Flexibility	Less flexible; predefined policies.	More flexible but less secure.
Example	SELinux, AppArmor	Standard Unix permissions (chmod, chown).
Use Case	High-security environments (e.g., servers)	General-purpose systems.

4. /proc

• What It Is
  • A virtual filesystem that provides information about processes and system resources.
• Common Directories
  • /proc/: Contains details about a specific process.
    • cmdline: Command-line arguments used to start the process.
    • status: Process status and memory usage.
  • /proc/cpuinfo: Information about the CPU.
  • /proc/meminfo: Information about system memory.
  • /proc/net: Network statistics.
• Forensic Uses
  • Monitoring running processes and their behavior.
  • Identifying rogue processes by inspecting cmdline and fd.

5. /tmp

• Purpose
  • A directory for storing temporary files. It’s world-writable, meaning any user can create files here.
• Security Concerns
  • Code Execution
    • Attackers can save malicious scripts or binaries in /tmp and execute them.
  • Symbolic Link Attacks
    • Creating symbolic links in /tmp to sensitive files for privilege escalation.
• Mitigations
  • Mount /tmp with the noexec option to prevent execution of binaries
  • Regularly clean /tmp to remove potentially harmful files.

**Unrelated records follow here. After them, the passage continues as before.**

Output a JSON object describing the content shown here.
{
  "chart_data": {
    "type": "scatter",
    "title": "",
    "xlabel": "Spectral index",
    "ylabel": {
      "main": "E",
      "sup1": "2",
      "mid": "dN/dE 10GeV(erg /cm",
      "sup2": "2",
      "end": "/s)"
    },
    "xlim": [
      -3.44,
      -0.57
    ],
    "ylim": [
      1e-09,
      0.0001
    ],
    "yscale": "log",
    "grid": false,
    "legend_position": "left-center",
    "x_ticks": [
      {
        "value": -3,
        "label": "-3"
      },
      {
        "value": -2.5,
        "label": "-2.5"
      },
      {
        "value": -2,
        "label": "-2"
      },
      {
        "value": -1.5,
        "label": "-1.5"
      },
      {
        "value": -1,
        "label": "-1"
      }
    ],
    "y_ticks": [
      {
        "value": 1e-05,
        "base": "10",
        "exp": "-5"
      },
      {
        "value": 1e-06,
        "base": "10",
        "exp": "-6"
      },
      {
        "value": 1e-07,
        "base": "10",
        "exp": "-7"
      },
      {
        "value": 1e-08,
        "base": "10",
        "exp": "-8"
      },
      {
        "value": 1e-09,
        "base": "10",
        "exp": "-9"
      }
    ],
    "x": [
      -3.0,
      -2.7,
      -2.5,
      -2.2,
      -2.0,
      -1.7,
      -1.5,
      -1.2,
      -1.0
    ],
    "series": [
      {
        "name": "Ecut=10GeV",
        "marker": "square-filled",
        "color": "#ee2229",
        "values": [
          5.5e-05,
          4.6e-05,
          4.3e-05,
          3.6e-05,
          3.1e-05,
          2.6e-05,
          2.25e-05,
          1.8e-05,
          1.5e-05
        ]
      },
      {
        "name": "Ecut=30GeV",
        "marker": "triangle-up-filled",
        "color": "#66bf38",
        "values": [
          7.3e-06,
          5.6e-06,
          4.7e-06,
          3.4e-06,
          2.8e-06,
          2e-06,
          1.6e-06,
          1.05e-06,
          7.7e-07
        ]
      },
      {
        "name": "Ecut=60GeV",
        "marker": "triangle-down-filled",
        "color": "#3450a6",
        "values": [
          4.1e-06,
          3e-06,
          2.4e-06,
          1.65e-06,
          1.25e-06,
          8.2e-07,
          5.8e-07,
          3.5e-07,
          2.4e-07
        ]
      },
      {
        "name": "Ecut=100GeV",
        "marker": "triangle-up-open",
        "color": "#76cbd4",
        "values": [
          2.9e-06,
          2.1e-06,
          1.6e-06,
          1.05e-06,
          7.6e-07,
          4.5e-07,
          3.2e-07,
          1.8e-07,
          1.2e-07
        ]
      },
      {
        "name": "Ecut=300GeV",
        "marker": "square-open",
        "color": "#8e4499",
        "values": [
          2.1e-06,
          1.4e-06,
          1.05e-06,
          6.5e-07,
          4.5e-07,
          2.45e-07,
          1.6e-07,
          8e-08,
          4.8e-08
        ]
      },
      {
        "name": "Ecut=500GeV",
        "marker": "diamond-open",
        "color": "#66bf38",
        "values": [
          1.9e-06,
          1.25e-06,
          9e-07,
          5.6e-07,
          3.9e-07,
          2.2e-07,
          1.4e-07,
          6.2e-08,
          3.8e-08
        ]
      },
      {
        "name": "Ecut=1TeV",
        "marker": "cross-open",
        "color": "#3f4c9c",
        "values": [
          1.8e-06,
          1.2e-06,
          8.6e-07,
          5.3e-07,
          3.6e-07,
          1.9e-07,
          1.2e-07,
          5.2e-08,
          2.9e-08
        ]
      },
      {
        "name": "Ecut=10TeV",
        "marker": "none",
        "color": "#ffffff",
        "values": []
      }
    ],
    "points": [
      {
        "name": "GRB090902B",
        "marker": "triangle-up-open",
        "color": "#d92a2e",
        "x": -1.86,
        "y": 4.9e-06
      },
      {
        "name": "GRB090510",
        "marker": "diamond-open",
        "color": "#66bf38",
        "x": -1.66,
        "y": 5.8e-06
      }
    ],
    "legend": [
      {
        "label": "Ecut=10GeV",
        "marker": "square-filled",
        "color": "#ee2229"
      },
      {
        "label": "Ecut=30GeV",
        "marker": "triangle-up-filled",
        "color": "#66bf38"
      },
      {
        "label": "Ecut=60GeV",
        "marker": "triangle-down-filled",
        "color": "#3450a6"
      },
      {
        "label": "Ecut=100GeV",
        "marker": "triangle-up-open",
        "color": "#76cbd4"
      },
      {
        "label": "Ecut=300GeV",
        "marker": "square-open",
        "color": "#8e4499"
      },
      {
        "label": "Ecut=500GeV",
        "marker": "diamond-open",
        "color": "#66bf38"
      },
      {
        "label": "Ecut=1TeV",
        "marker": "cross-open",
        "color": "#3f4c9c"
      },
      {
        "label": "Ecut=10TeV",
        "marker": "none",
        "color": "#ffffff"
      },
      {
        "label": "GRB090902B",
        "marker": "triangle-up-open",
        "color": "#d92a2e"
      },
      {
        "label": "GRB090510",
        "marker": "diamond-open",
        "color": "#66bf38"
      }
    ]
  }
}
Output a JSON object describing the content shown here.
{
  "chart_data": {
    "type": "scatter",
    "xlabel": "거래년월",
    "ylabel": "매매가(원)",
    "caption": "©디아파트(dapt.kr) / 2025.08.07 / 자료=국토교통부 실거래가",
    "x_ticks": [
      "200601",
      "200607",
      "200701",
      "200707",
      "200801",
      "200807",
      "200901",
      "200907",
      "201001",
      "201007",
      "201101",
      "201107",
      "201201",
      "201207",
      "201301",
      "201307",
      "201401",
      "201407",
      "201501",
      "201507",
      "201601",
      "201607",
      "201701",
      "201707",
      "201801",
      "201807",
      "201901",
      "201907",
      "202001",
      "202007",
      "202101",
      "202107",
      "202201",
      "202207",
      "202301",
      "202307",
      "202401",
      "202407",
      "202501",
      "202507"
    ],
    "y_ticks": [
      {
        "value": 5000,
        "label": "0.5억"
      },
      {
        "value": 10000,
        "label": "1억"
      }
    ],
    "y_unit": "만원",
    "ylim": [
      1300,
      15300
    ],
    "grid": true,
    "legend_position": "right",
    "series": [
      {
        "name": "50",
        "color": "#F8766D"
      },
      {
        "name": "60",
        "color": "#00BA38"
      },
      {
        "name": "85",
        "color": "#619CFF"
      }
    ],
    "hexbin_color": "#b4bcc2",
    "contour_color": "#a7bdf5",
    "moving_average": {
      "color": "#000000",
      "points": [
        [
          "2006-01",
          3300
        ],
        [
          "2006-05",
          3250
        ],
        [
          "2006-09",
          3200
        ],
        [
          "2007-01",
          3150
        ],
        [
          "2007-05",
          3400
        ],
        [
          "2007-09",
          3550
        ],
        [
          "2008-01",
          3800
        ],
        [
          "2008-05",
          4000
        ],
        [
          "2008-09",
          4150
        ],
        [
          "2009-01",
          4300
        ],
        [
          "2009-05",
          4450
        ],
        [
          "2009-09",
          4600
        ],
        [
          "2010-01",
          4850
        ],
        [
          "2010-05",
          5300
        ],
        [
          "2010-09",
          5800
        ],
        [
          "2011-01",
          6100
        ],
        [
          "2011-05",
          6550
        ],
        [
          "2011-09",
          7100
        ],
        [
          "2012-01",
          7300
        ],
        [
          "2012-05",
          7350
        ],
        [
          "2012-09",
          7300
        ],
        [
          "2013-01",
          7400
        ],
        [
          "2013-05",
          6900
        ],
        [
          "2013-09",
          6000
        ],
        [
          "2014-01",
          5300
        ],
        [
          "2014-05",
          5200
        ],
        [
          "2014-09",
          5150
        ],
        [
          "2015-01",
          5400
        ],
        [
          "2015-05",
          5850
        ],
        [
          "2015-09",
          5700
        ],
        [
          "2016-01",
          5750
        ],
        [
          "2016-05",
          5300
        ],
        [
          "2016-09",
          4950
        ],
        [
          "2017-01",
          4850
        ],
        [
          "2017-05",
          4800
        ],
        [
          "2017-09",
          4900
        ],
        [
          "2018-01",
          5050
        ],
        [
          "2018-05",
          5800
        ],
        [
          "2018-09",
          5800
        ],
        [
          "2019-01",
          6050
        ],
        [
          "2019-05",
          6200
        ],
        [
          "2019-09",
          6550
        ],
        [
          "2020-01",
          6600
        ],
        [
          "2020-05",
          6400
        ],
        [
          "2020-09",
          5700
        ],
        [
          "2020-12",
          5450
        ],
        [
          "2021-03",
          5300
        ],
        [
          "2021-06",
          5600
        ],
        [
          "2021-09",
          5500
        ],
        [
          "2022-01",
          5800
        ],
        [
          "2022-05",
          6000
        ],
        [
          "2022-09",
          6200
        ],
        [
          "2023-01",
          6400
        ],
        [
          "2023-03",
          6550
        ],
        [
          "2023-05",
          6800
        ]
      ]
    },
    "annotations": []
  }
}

    mount -o remount,noexec /tmp

6. /shadow

• What It Is

  • A file that stores hashed passwords for user accounts.
  • Located at /etc/shadow and readable only by the root user.

• Structure

  • Each line corresponds to a user:

    username:hashed_password:last_change:min_days:max_days:warn_days:inactive_days:expire

• Security Concerns:

  • If compromised, attackers can use tools like John the Ripper or Hashcat to crack the hashes.
  • Common hash formats:
    • $6$: SHA-512.
    • $5$: SHA-256.
    • $1$: MD5.

• Best Practices:

  • Use strong password policies and hashing algorithms (e.g., SHA-512).
  • Limit access to /etc/shadow.

7. LDAP (Lightweight Directory Access Protocol)

• What It Is
  • A protocol for accessing and managing directory information.
  • Commonly used for authentication and user management in Unix environments.
• How It Works
  • Centralized management of user credentials and information.
  • Users can authenticate across multiple services (e.g., email, VPN) using a single password.
• LDAP vs. Active Directory
  • LDAP is a protocol, while Active Directory is a Microsoft directory service that uses LDAP.
  • LDAP is more lightweight and platform-agnostic, making it ideal for Unix systems.
• Security Considerations
  • Encrypt LDAP traffic using LDAPS or StartTLS.
  • Implement access controls to restrict unauthorized access.

Summary

Concept	Details
SELinux	Provides MAC, enforcing strict security policies.
Kernel/Userspace	Kernel manages resources; userspace includes applications and user-level processes.
MAC vs DAC	MAC offers stricter security; DAC provides more flexibility.
/proc	Virtual filesystem for process and system information.
/tmp	Temporary file storage; vulnerable to code execution without noexec.
/shadow	Stores hashed passwords; critical for system security.
LDAP	Centralized authentication protocol similar to AD for Unix systems.

Unix/Linux systems rely on robust security mechanisms like SELinux, file permissions, and secure configuration of directories like /tmp and /shadow. By understanding these components and implementing best practices, administrators can build resilient systems that resist common attacks while maintaining operational flexibility.